CORTE DEI CONTI: SPESE LEGALI PER LA DIFESA
Ancora sul credito d'imposta relativo agli utili di società di gestione di servizi pubblici
CORTE DEI CONTI, SEZIONE GIURISDIZIONALE REGIONE LOMBARDIA – Sentenza 8
giugno 2002 n
CORTE DEI CONTI,
SEZIONE GIURISDIZIONALE REGIONE LOMBARDIA – Sentenza 8 giugno 2002 n. 1255 – Pres. ed Est.

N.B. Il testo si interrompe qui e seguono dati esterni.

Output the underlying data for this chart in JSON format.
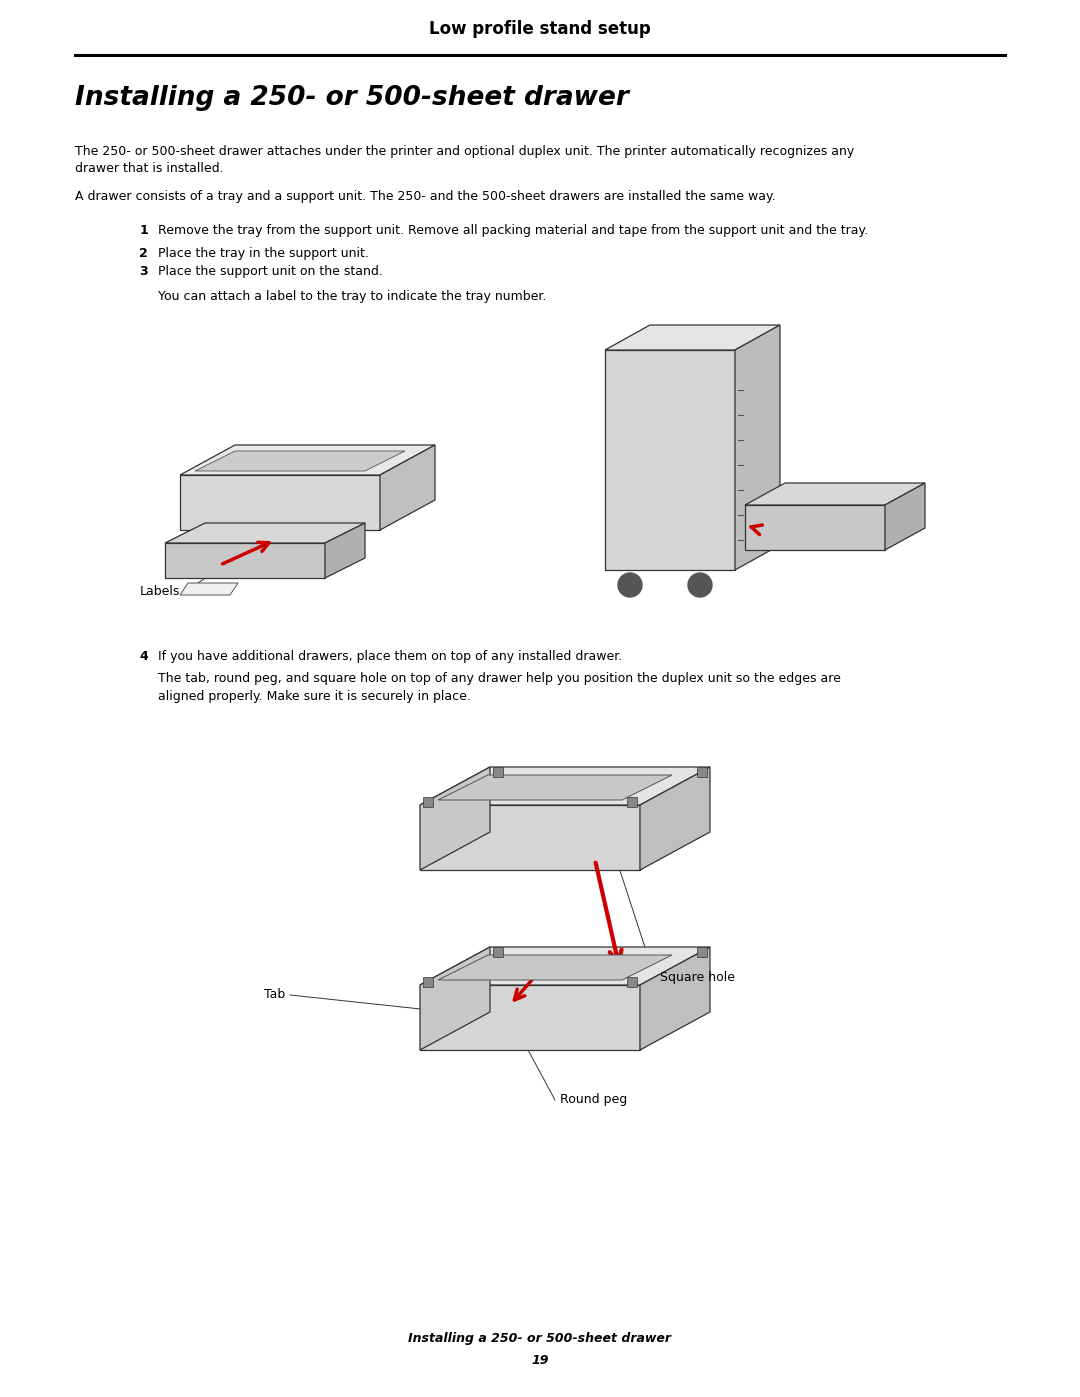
{
  "bg_color": "#ffffff",
  "header_title": "Low profile stand setup",
  "header_line_color": "#000000",
  "section_title": "Installing a 250- or 500-sheet drawer",
  "para1_line1": "The 250- or 500-sheet drawer attaches under the printer and optional duplex unit. The printer automatically recognizes any",
  "para1_line2": "drawer that is installed.",
  "para2": "A drawer consists of a tray and a support unit. The 250- and the 500-sheet drawers are installed the same way.",
  "step1_num": "1",
  "step1_text": "Remove the tray from the support unit. Remove all packing material and tape from the support unit and the tray.",
  "step2_num": "2",
  "step2_text": "Place the tray in the support unit.",
  "step3_num": "3",
  "step3_text": "Place the support unit on the stand.",
  "sub_note": "You can attach a label to the tray to indicate the tray number.",
  "step4_num": "4",
  "step4_text": "If you have additional drawers, place them on top of any installed drawer.",
  "step4_para_line1": "The tab, round peg, and square hole on top of any drawer help you position the duplex unit so the edges are",
  "step4_para_line2": "aligned properly. Make sure it is securely in place.",
  "labels_caption": "Labels",
  "tab_caption": "Tab",
  "square_hole_caption": "Square hole",
  "round_peg_caption": "Round peg",
  "footer_italic": "Installing a 250- or 500-sheet drawer",
  "footer_page": "19",
  "text_color": "#000000",
  "red_color": "#cc0000",
  "gray_light": "#e8e8e8",
  "gray_mid": "#cccccc",
  "gray_dark": "#aaaaaa",
  "gray_darker": "#888888",
  "edge_color": "#444444"
}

Giampaolino – P.G. c. Formentini ed altro (avv.ti Rusconi ed Antonelli).
FATTO
Con atto del 22 maggio
2001 la Procura Generale presso questa Corte ha convenuto in giudizio i Sigg.ri
Formentini Marco e Maggi Adriano chiedendo che gli stessi fossero condannati al
pagamento, in favore del Comune di Milano, della somma di L.56.668.000,
ripartita nella misura di due terzi per il Formentini e di un terzo per il
Maggi, oltre a rivalutazione monetaria, interessi e spese di giudizio.
Nel suo atto di citazione
la Procura regionale esponeva che, con atto del 22.8.1996, trasmesso ad essa
Procura, il sindacato di base per il coordinamento della polizia municipale di
Milano aveva segnalato la vicenda relativa a due distinti incarichi di
consulenza, commissionati dal Comune di Milano e finalizzati alla
riorganizzazione del funzionamento del corpo di polizia municipale di Milano,
mentre, con nota del 17.2.1999 erano stati successivamente trasmessi gli atti
sottoscritti dal Comune di Milano con la Soc. "T.c. Team consulting
Ag." e con il Generale Nardone.
Riteneva in proposito la
procura regionale che dall’esame degli atti trasmessi si evidenziava che la
seconda consulenza, quella stipulata con il Generale Nardone, appariva
meramente riepilogativa della prima e comunque non conforme ai principi di
buona e corretta amministrazione.
Esponeva, infatti, la
Procura regionale che, con delibera 5039/95 della Giunta comunale, era stato
conferito un incarico di studio alla società innanzi nominata per
l’elaborazione di un piano di intervento volto a riorganizzare ed ottimizzare
il funzionamento del corpo della polizia comunale di Milano.
Il relativo disciplinare
di incarico prevedeva un programma da realizzarsi in due fasi, la prima,
riguardante la raccolta dei dati ed informazioni relative alle mansioni
assegnate al corpo; alle risorse umane; alla struttura organizzativa; ai
livelli di comunicazione e al rapporto con le altre forze dell’ordine; la
seconda, relativa alla identificazione di eventuali carenze nel funzionamento
del corpo e all’elaborazione di un piano di intervento con la compilazione del
rapporto finale.
Successivamente, però, a
seguito di una relazione del comandante del corpo di polizia municipale, era
stato conferito dal Sindaco un incarico professionale al Generale Francesco
Nardone, il quale prevedeva – sul presupposto che il Sindaco avesse la
necessità di meglio approfondire le tematiche riguardanti gli interventi
organizzativi da realizzare nonché di inserire all’interno del corpo di polizia
un proprio referente diretto – che il Generale fosse interlocutore diretto del
Sindaco per l’individuazione delle più idonee modalità attuative dei progetti
organizzativi già predisposti e in itinere; la formulazione e l’attuazione di
proposte volte a migliorare l’efficacia e l’efficienza del corpo di polizia
municipale e la sua immagine; la verifica dei risultati conseguiti nel breve
periodo con predisposizione di relazioni in merito ai risultati conseguiti.
Orbene, riteneva la
Procura regionale, che, dalla descrizione dell’oggetto delle consulenze, si
evinceva chiaramente come il secondo incarico fosse sostanzialmente una
duplicazione del primo e, in quanto tale, non conforme a legge.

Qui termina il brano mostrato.